As cargas de trabalho enfrentadas cotidianamente incluem as cargas físicas, psíquicas, químicas, fisiológicas e mecânicas, e são estas que determinam os desgastes por meio dos processos de trabalho rurais, partindo da noção biopsíquica de tais relações (Laurell & Noriega, 1989). Esta passagem de uma lida com um tempo característico, é lentamente modificada para a manutenção de um tempo outro, que é imposto pelo capital.

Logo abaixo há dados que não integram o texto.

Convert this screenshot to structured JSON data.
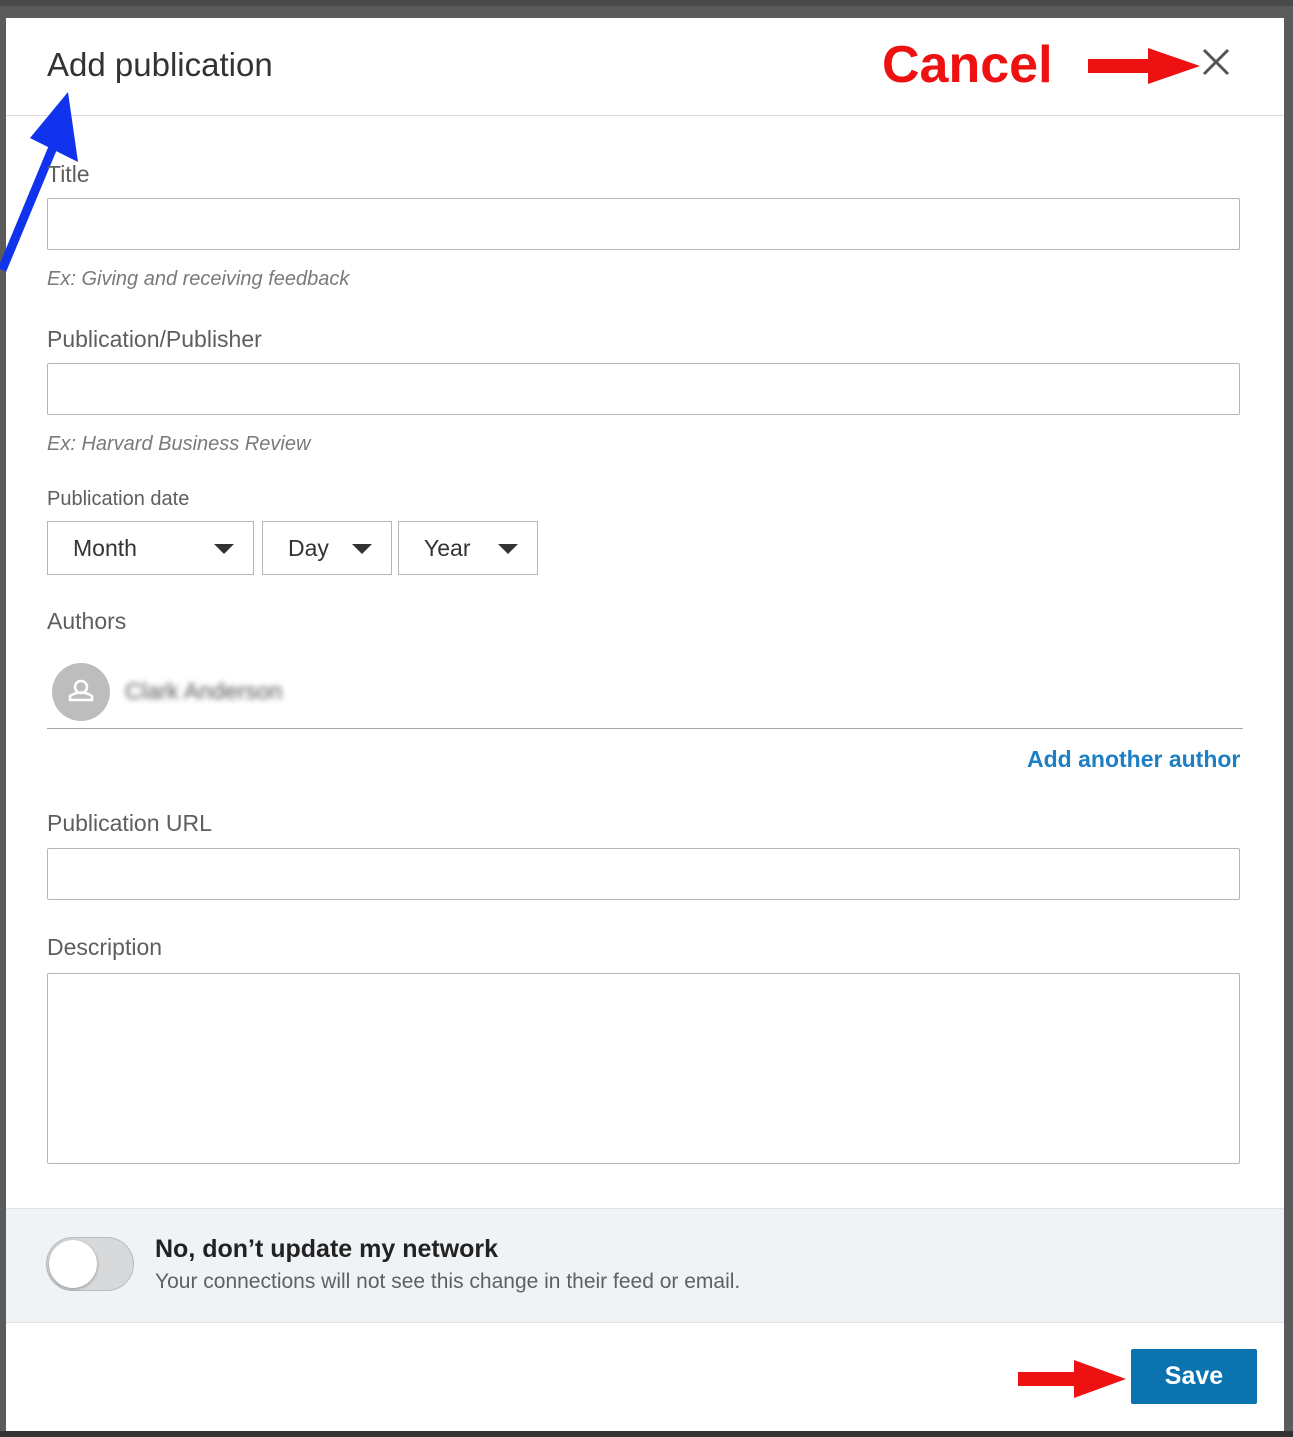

Não é comum o uso de equipamentos de proteção individual. Por exemplo, na passagem dos agrotóxicos nem sempre utilizam máscaras ou roupas adequadas, somente chapéus ou bonés. Quanto a exposição solar também não é comum o uso de protetores. Além das condições climáticas, já apresentadas. Mesmo categorizados, os fatores agem de forma conjunta, numa interação entre ambiente de trabalho, atividades, trabalhador e sociedade. E esta dinâmica, por sua complexidade exige análises detalhadas para o planejamento de ações em saúde do trabalhador rural.

Nos trabalhos em que há repetição dos movimentos, como na embalagem de brócolis, estes acabam provocando dores, e também os demais trabalhos como a lida com o leite, ainda que não sejam exatamente repetitivos devido às diversas manobras que precisam ser feitas, sempre passíveis ao inesperado e, portanto, ao improviso. São trabalhos que exigem a força física (carpido, plantio, cuidado e colheita) que traduzida nos corpos torna-se: dor na coluna, e após alguns anos, desgaste, como relatado pelas pessoas mais idosas destas famílias.

Dos relatos ouvidos durante a pesquisa, mesmo a parte dos objetivos, precisam ser mencionados os adoecimentos, dentre os quais: um acidente de trabalho durante a colheita de milho, quando uma das participantes teve um órgão perfurado por uma ferpa; outra tem desgaste de osso e uma alergia na pele que é potencializada quando em contato com o sol; as frequentes dores nas pernas relatadas, os tendões dos braços rompidos, o que as impede de carregar peso, entre outros.

Em relação ao sofrimento psíquico, soube que algumas pessoas tinham diagnóstico de depressão (pelo menos uma pessoa em cada uma das famílias visitadas), e/ou eram nervosas, o que me fez questionar a saúde pública local e as negligências em relação a saúde das populações rurais.

O que presenciei durante as visitas foram pessoas que gostam de conversar, todos os integrantes da família, falam com entusiasmo, contam suas vidas, seus trabalhos, seus sofrimentos, mas não encontram profissionais que os escutem, em suas necessidades e dificuldades, seja na vida ou no trabalho.